Spring is finally here, but ongoing lockdowns in three states mean it’s easier to focus on cleaning the house than going out to enjoy the sunshine.
If that’s the case in your home, then it’s as good as time as any to take the feather duster to your finances, too.
Here are six.
1. Steam clean your budget
Establishing a budget and sticking to it is often the most critical step in ensuring we meet our financial goals, according to Crystal Wealth Partners executive director John McIlroy.
He said now was a good time to review our budgets, as the pandemic had changed our spending patterns by limiting our opportunities to travel, eat at restaurants, and go out with friends.
“Now is a good time to assess your spending – what [is] essential and what could be cut back – and set up a budget that you can stick to as we emerge from lockdowns and our borders open up,” Mr McIlroy said.
2. Dust off your non-essential commitments
Many of us have turned to TV shows and films to get through the pandemic – and that has often meant signing up to streaming services to access particular programs that have caught our eye.
Consortium Private Wealth adviser Rob Goudie said this is why “a spring clean of your streaming services would be useful now”.

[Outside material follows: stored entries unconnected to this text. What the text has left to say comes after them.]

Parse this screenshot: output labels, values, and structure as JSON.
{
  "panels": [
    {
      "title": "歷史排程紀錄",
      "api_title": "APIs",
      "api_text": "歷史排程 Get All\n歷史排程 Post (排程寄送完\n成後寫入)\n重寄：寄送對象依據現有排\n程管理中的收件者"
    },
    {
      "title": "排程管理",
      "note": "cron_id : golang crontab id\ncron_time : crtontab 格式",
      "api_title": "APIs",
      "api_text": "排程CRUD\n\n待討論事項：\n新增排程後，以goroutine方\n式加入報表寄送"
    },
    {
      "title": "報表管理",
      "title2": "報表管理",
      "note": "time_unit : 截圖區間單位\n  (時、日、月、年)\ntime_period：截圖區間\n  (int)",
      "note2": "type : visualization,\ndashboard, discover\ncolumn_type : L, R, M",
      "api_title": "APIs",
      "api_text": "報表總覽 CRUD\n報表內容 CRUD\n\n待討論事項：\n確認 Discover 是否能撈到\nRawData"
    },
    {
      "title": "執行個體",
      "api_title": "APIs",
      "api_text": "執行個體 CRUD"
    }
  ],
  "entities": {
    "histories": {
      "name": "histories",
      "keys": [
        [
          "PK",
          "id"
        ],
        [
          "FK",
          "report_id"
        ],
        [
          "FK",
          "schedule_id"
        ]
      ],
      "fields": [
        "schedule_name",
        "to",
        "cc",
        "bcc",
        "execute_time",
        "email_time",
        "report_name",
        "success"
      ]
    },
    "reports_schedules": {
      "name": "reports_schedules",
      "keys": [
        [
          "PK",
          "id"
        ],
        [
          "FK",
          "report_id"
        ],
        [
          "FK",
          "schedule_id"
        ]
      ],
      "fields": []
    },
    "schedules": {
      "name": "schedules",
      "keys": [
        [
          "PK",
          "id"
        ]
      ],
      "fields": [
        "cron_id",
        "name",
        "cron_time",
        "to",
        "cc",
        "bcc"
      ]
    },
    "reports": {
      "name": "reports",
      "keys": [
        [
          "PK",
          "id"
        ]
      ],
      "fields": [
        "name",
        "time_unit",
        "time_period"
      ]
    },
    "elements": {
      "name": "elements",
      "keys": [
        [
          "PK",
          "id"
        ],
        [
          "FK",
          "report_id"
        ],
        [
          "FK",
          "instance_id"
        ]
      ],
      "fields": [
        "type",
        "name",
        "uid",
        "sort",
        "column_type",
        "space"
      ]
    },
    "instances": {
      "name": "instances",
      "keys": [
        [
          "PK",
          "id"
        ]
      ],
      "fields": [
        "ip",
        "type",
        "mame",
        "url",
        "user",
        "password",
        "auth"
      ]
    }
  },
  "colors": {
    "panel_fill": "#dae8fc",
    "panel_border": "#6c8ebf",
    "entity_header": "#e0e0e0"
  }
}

“You might have signed up for a particular show but kept the direct debit going without going back to that service much or at all,” Mr Goudie said.
“So in the broader sense, it’s a good time to go back to your bank account, check the direct debits you have signed up to, and see if you really still need them.”
You might be surprised to learn how much you are spending every month on services you rarely use.
3. Blow the cobwebs off your super
Superannuation is something we often set and forget, but we need to pay close attention to ensure it delivers us the best retirement possible.
Some low-hanging fruit include closing multiple accounts and directing all your superannuation money into the one fund that suits your needs, which is something you can do online.
“If you have multiple accounts then you are just paying away your retirement savings in additional fees,” Mr McIlroy said.
Members can consolidate their super into one fund by setting up a myGov account and linking this to the ATO’s online service. From there, they should select ‘super’, then ‘manage’, and then ‘transfer super’.
The ATO service also has a new superannuation comparison tool, which ranks funds by their net returns to members.
4. Polish your insurance
Next up is insurance.
You want to make sure your policies provide a sufficient amount of cover without becoming unaffordable.
“There’s been a huge revamp in life insurance premiums and benefits over time and premiums for income protection have gone up substantially,” Mr Goudie said.
“If you ignore them, the costs continue to rise.”
TND reviewed the major changes on the way in the income protection market here.
Essentially, this type of cover will offer fewer benefits and charge higher premiums from October 1, so if you are interested in taking out a policy in line with the more generous type of cover available now then you need to get in quick.
Another important consideration is whether to take out life and disability insurance inside or outside superannuation.
Each option has pros and cons, as we discussed on these pages last month.
5. Iron out investment wrinkles
As the world reckons with the devastating effects of man-made climate change, people are increasingly concerned about ensuring their investment choices match their values.
Your fund should also have an ESG (environmental, social and governance) policy, which will let you know whether they refrain from investing in any particular industries, such as tobacco or fossil fuels.
And some funds will have a dedicated ‘ethical’ investment option.
So, if your investments don’t match your values, talk to your super fund to find out if they have a more suitable option, or consider moving your superannuation elsewhere.
6. Wash off your term deposit options
With interest rates at record lows, your savings will be earning precious little at the moment.
So review any term deposits you hold as they mature, and consider directing your money elsewhere.
Term deposits will only earn you up to an average of 0.54 per cent for two years, and even less for shorter periods, according to Canstar.
But the highest ongoing savings rate at the moment is 1.35 per cent – and some fixed-term annuities and listed hybrid securities will offer returns closer to 3 per cent.